Dr Liu’s research covers a wide range of topics from microbial fermentation, anaerobic digestion, hydrolysis of organic wastes, membrane filtration to wastewater treatment and resource recovery as well as life cycle assessment. She has undertaken many projects sponsored by the Singapore National Environment Agency, the Singapore Environment and Water Industry Programme, the Royal Society, the Royal Academy of Engineering, EPSRC and BBSRC. She also conducted projects from the industry for technology demonstration and scaling-up. Currently, she is active in an anaerobic digestion project worth £1.4 million funded by EPSRC and in a biological wastewater treatment project as part of the Environmental Biotechnology Innovation Centre worth £11.6 million funded by BBSRC.  She has another 3 active projects on wastewater treatment, Succinic Acid fermentation and membrane fouling control funded by different agencies. 

 

Dr. Liu has published approximately 100 peer-reviewed journal papers with an H-index of 36 and over 4500 citations (Google Scholar). She is the author of three book chapters titled “Aerobic treatment of organic compounds in wastewater”, “Biological phosphoru removal processes”, and “Combusion, pyrolysis and gasification of sewage sludge for energy recovery”.  Dr.
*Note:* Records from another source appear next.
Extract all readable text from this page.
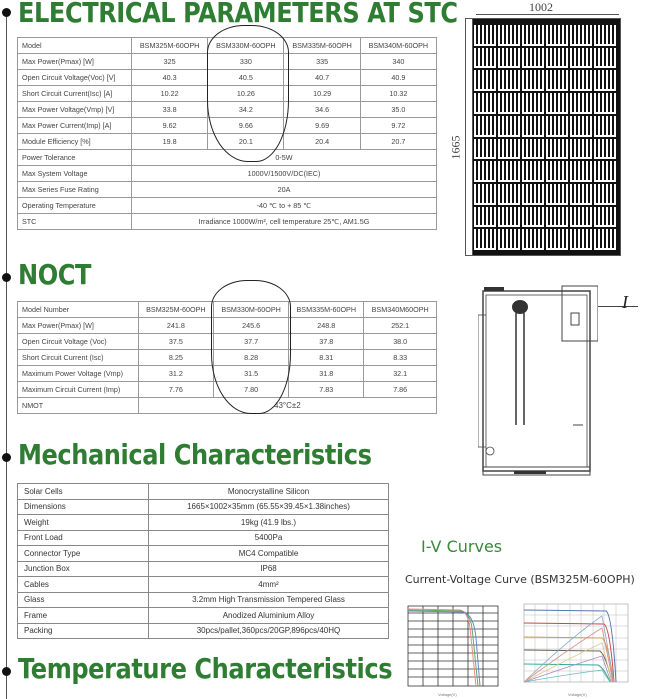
ELECTRICAL PARAMETERS AT STC
Model	BSM325M-60OPH	BSM330M-60OPH	BSM335M-60OPH	BSM340M-60OPH
Max Power(Pmax) [W]	325	330	335	340
Open Circuit Voltage(Voc) [V]	40.3	40.5	40.7	40.9
Short Circuit Current(Isc) [A]	10.22	10.26	10.29	10.32
Max Power Voltage(Vmp) [V]	33.8	34.2	34.6	35.0
Max Power Current(Imp) [A]	9.62	9.66	9.69	9.72
Module Efficiency [%]	19.8	20.1	20.4	20.7
Power Tolerance	0-5W			
Max System Voltage	1000V/1500V/DC(IEC)			
Max Series Fuse Rating	20A			
Operating Temperature	-40 ℃ to + 85 ℃			
STC	Irradiance 1000W/m², cell temperature 25℃, AM1.5G			
NOCT
Model Number	BSM325M-60OPH	BSM330M-60OPH	BSM335M-60OPH	BSM340M60OPH
Max Power(Pmax) [W]	241.8	245.6	248.8	252.1
Open Circuit Voltage (Voc)	37.5	37.7	37.8	38.0
Short Circuit Current (Isc)	8.25	8.28	8.31	8.33
Maximum Power Voltage (Vmp)	31.2	31.5	31.8	32.1
Maximum Circuit Current (Imp)	7.76	7.80	7.83	7.86
NMOT	43°C±2			
Mechanical Characteristics
Solar Cells	Monocrystalline Silicon
Dimensions	1665×1002×35mm (65.55×39.45×1.38inches)
Weight	19kg (41.9 lbs.)
Front Load	5400Pa
Connector Type	MC4 Compatible
Junction Box	IP68
Cables	4mm²
Glass	3.2mm High Transmission Tempered Glass
Frame	Anodized Aluminium Alloy
Packing	30pcs/pallet,360pcs/20GP,896pcs/40HQ
Temperature Characteristics
1002
1665
I
I-V Curves
Current-Voltage Curve (BSM325M-60OPH)
Voltage(V)	Voltage(V)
Liu is an editorial board member/associate editor for journals Processes and Frontier in Energy Research, respectively, meanwhile, she is a technical reviewer serving for a number of international journals for years.  Dr. Liu is also an active reviewer of research proposals for BBSRC, EPSRC, Royal Academy of Engineering, Royal Society and research councils in Canada, Finland, Switzerland, Croatia etc.

 

Dr Liu has an established and growing international reputation evidenced by being listed by Standford University as the top 2% of the world's leading scientists from 2020 to 2024.